Ein Gespenst geht um

Die milliardenhohen Finanzspritzen der Zentralbanken retten die Finanzinstitute und beruhigendie Anleger. Der Preis dafür ist hoch. Die Geldschwemme löst eine Teuerungswelle aus. Die Folgen:eine scharfe Rezession und die kalte Enteignung der Mittelklasse. (Weltwoche, 27. März 2008)

Die Österreicher sagen, die Lage ist hoffnungslos, aber nicht ernst. Umgekehrt die Preussen: Für sie ist die Lage ernst, aber nicht hoffnungslos. Amerika, so wurde letzte Woche klar, denkt preussisch. Mit der jüngsten von mehreren Liquiditätsspritzen versuchte ihre Zentralbank, das Federal Reserve Board (Fed), die Finanzmärkte verzweifelt bei Laune zu halten und gleichzeitig den Kollaps eines traditionsreichen Geldhauses abzuwenden – koste es, was es wolle.

Es ging dramatisch zu und her die letzten 14 Tage an der Wall Street, wo die stolzen amerikanischen Investmentbanken zu Hause sind: Innert 48 Stunden hatten die Gläubiger dem 85-jährigen Traditionshaus Bear Stearns das Vertrauen entzogen, nachdem das Institut sich mit maroden Hypothekenpapieren verspekuliert hatte. Die Bank stand unmittelbar vor dem Kollaps und drohte weitere Finanzhäuser in den Abgrund zu reissen. Da griff die US-Notenbank unter der Führung ihres Präsidenten Ben Bernanke ein – mit allem, was es an Munition gab.

Historische Ausmasse

Sagenhafte zweihundert Milliarden Dollar flutete das Fed über das Bankensystem, stutzte die Zinsen auf 2,25 Prozent und schnürte zusammen mit dem solventen US-Finanzkonzern JP Morgan Chase ein Rettungspaket für Bear Stearns. Das Ausmass der Staatshilfe war historisch. Sie offenbarte die Schwere der Krise, konnte aber einen Dammbruch des Finanzsystems abwenden.

Dafür wecken die Notmassnahmen nun Geister, die man für verschwunden hielt. Es droht eine erhöhte Inflation. In den USA hat die Teuerung bereits vier Prozent überschritten. Das ist so viel wie seit fast zwanzig Jahren nicht mehr. Zur Erinnerung: 1990 legten die Preise im Vergleich zum Vorjahr 6,1 Prozent zu.

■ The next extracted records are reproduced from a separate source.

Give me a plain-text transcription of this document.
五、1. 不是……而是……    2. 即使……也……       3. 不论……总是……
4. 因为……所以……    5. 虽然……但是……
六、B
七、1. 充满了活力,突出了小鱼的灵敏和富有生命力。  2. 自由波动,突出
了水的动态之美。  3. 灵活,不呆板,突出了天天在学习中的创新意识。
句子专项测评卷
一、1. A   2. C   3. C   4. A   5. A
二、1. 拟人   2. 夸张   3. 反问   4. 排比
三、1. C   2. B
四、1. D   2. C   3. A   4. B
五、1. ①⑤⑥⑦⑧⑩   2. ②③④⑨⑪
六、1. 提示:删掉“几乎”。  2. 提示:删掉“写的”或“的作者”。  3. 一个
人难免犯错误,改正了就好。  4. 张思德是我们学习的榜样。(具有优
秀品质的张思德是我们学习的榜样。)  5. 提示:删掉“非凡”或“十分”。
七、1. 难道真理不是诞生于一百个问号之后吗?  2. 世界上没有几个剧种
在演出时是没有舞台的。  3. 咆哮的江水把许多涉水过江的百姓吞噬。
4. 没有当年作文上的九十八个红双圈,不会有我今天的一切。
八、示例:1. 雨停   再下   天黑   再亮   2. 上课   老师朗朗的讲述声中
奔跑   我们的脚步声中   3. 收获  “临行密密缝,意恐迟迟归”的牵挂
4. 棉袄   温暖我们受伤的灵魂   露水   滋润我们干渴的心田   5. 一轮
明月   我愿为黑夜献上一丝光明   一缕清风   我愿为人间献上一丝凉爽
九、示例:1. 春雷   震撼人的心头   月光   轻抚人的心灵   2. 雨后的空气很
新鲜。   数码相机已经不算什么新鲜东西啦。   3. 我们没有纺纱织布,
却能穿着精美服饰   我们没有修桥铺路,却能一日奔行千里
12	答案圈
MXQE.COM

Kein Wunder, dass manche Ökonomen vor einer Teuerungsexplosion warnen. Mit ihrer grosszügigen Geldversorgung habe die Notenbank «gezünselt» und müsse nun als Feuerwehr auftreten, um zu verhindern, dass daraus ein «veritabler Flächenbrand» werde, schrieb die Neue Zürcher Zeitung unlängst.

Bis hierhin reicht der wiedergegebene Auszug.